Cada vez que alguien dentro del medio entiende que el problema no es solo el talento, sino a quién le debes el trabajo. Piensa en Eduardo Yáñez peleando durante años por un departamento que creyó suyo y que al final representaba exactamente lo contrario. No libertad, sino dependencia. Piensa en la ironía brutal de Ernesto Alonso firmando en 2004 la sesión de 172 obras por 100 años, como si no viera que estaba entrando en la misma trampa que durante tanto tiempo había usado para mantener a otros bajo control.

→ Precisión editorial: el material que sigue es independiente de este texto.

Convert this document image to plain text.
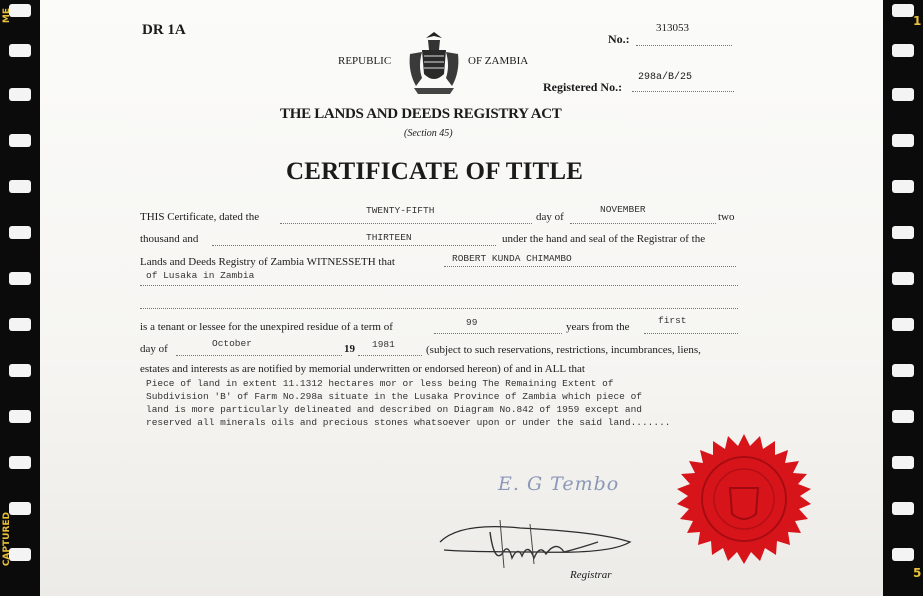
ME
CAPTURED
1
5
DR 1A
No.:
313053
REPUBLIC	OF ZAMBIA
Registered No.:
298a/B/25
THE LANDS AND DEEDS REGISTRY ACT
(Section 45)
CERTIFICATE OF TITLE
THIS Certificate, dated the
TWENTY-FIFTH
day of
NOVEMBER
two
thousand and	THIRTEEN	under the hand and seal of the Registrar of the
Lands and Deeds Registry of Zambia WITNESSETH that	ROBERT KUNDA CHIMAMBO
of Lusaka in Zambia
is a tenant or lessee for the unexpired residue of a term of	99	years from the
first
day of	October	19 1981	(subject to such reservations, restrictions, incumbrances, liens,
estates and interests as are notified by memorial underwritten or endorsed hereon) of and in ALL that
Piece of land in extent 11.1312 hectares mor or less being The Remaining Extent of
Subdivision 'B' of Farm No.298a situate in the Lusaka Province of Zambia which piece of
land is more particularly delineated and described on Diagram No.842 of 1959 except and
reserved all minerals oils and precious stones whatsoever upon or under the said land.......
E. G Tembo
Registrar
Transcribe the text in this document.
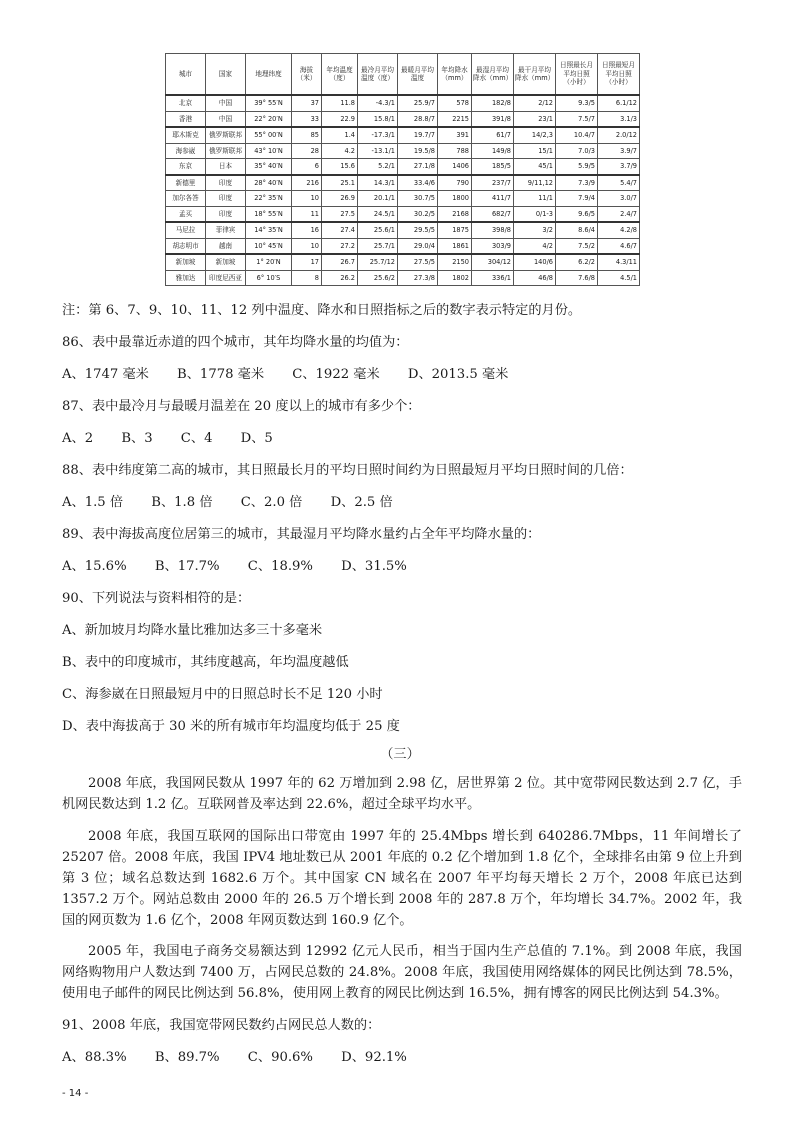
城市	国家	地理纬度	海拔（米）	年均温度（度）	最冷月平均温度（度）	最暖月平均温度	年均降水（mm）	最湿月平均降水（mm）	最干月平均降水（mm）	日照最长月平均日照（小时）	日照最短月平均日照（小时）
北京	中国	39° 55′N	37	11.8	-4.3/1	25.9/7	578	182/8	2/12	9.3/5	6.1/12
香港	中国	22° 20′N	33	22.9	15.8/1	28.8/7	2215	391/8	23/1	7.5/7	3.1/3
耶木斯克	俄罗斯联邦	55° 00′N	85	1.4	-17.3/1	19.7/7	391	61/7	14/2,3	10.4/7	2.0/12
海参崴	俄罗斯联邦	43° 10′N	28	4.2	-13.1/1	19.5/8	788	149/8	15/1	7.0/3	3.9/7
东京	日本	35° 40′N	6	15.6	5.2/1	27.1/8	1406	185/5	45/1	5.9/5	3.7/9
新德里	印度	28° 40′N	216	25.1	14.3/1	33.4/6	790	237/7	9/11,12	7.3/9	5.4/7
加尔各答	印度	22° 35′N	10	26.9	20.1/1	30.7/5	1800	411/7	11/1	7.9/4	3.0/7
孟买	印度	18° 55′N	11	27.5	24.5/1	30.2/5	2168	682/7	0/1-3	9.6/5	2.4/7
马尼拉	菲律宾	14° 35′N	16	27.4	25.6/1	29.5/5	1875	398/8	3/2	8.6/4	4.2/8
胡志明市	越南	10° 45′N	10	27.2	25.7/1	29.0/4	1861	303/9	4/2	7.5/2	4.6/7
新加坡	新加坡	1° 20′N	17	26.7	25.7/12	27.5/5	2150	304/12	140/6	6.2/2	4.3/11
雅加达	印度尼西亚	6° 10′S	8	26.2	25.6/2	27.3/8	1802	336/1	46/8	7.6/8	4.5/1
注：第 6、7、9、10、11、12 列中温度、降水和日照指标之后的数字表示特定的月份。
86、表中最靠近赤道的四个城市，其年均降水量的均值为：
A、1747 毫米 B、1778 毫米 C、1922 毫米 D、2013.5 毫米
87、表中最冷月与最暖月温差在 20 度以上的城市有多少个：
A、2 B、3 C、4 D、5
88、表中纬度第二高的城市，其日照最长月的平均日照时间约为日照最短月平均日照时间的几倍：
A、1.5 倍 B、1.8 倍 C、2.0 倍 D、2.5 倍
89、表中海拔高度位居第三的城市，其最湿月平均降水量约占全年平均降水量的：
A、15.6% B、17.7% C、18.9% D、31.5%
90、下列说法与资料相符的是：
A、新加坡月均降水量比雅加达多三十多毫米
B、表中的印度城市，其纬度越高，年均温度越低
C、海参崴在日照最短月中的日照总时长不足 120 小时
D、表中海拔高于 30 米的所有城市年均温度均低于 25 度
（三）
2008 年底，我国网民数从 1997 年的 62 万增加到 2.98 亿，居世界第 2 位。其中宽带网民数达到 2.7 亿，手机网民数达到 1.2 亿。互联网普及率达到 22.6%，超过全球平均水平。
2008 年底，我国互联网的国际出口带宽由 1997 年的 25.4Mbps 增长到 640286.7Mbps，11 年间增长了 25207 倍。2008 年底，我国 IPV4 地址数已从 2001 年底的 0.2 亿个增加到 1.8 亿个，全球排名由第 9 位上升到第 3 位；域名总数达到 1682.6 万个。其中国家 CN 域名在 2007 年平均每天增长 2 万个，2008 年底已达到 1357.2 万个。网站总数由 2000 年的 26.5 万个增长到 2008 年的 287.8 万个，年均增长 34.7%。2002 年，我国的网页数为 1.6 亿个，2008 年网页数达到 160.9 亿个。
2005 年，我国电子商务交易额达到 12992 亿元人民币，相当于国内生产总值的 7.1%。到 2008 年底，我国网络购物用户人数达到 7400 万，占网民总数的 24.8%。2008 年底，我国使用网络媒体的网民比例达到 78.5%，使用电子邮件的网民比例达到 56.8%，使用网上教育的网民比例达到 16.5%，拥有博客的网民比例达到 54.3%。
91、2008 年底，我国宽带网民数约占网民总人数的：
A、88.3% B、89.7% C、90.6% D、92.1%
- 14 -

Piensa en la lección que deja todo eso. El poder personal puede parecer inmenso, puede llenar foros, torcer carreras, imponer silencios, levantar mitos, pero frente a la lógica fría de una estructura empresarial, hasta el hombre más temido puede volverse desechable. Ahí está la verdad más incómoda de todas. Ernesto Alonso no fue solo víctima de sí mismo, también fue producto y operador de una maquinaria más grande, una que supo aprovechar su talento, su disciplina, su aura, su necesidad de controlar y luego hacer con él lo mismo
que él había hecho con tantos otros. usarlo mientras servía, ordenarlo en un altar mientras convenía y después convertir su legado en una disputa de escritorio. Por eso, al final, la pregunta no es si Ernesto Alonso fue monstruo o leyenda. La pregunta es, ¿qué clase de industria necesita fabricar hombres así para funcionar? ¿Qué clase de sistema convierte el miedo en rutina y el agradecimiento en cadena? Porque si algo demuestra esta historia es que ningún dedo tiene poder eterno, ningún imperio dura para siempre y ninguna
sombra, por más grande que parezca, logra tapar la verdad cuando la verdad por fin encuentra por dónde entrar. M.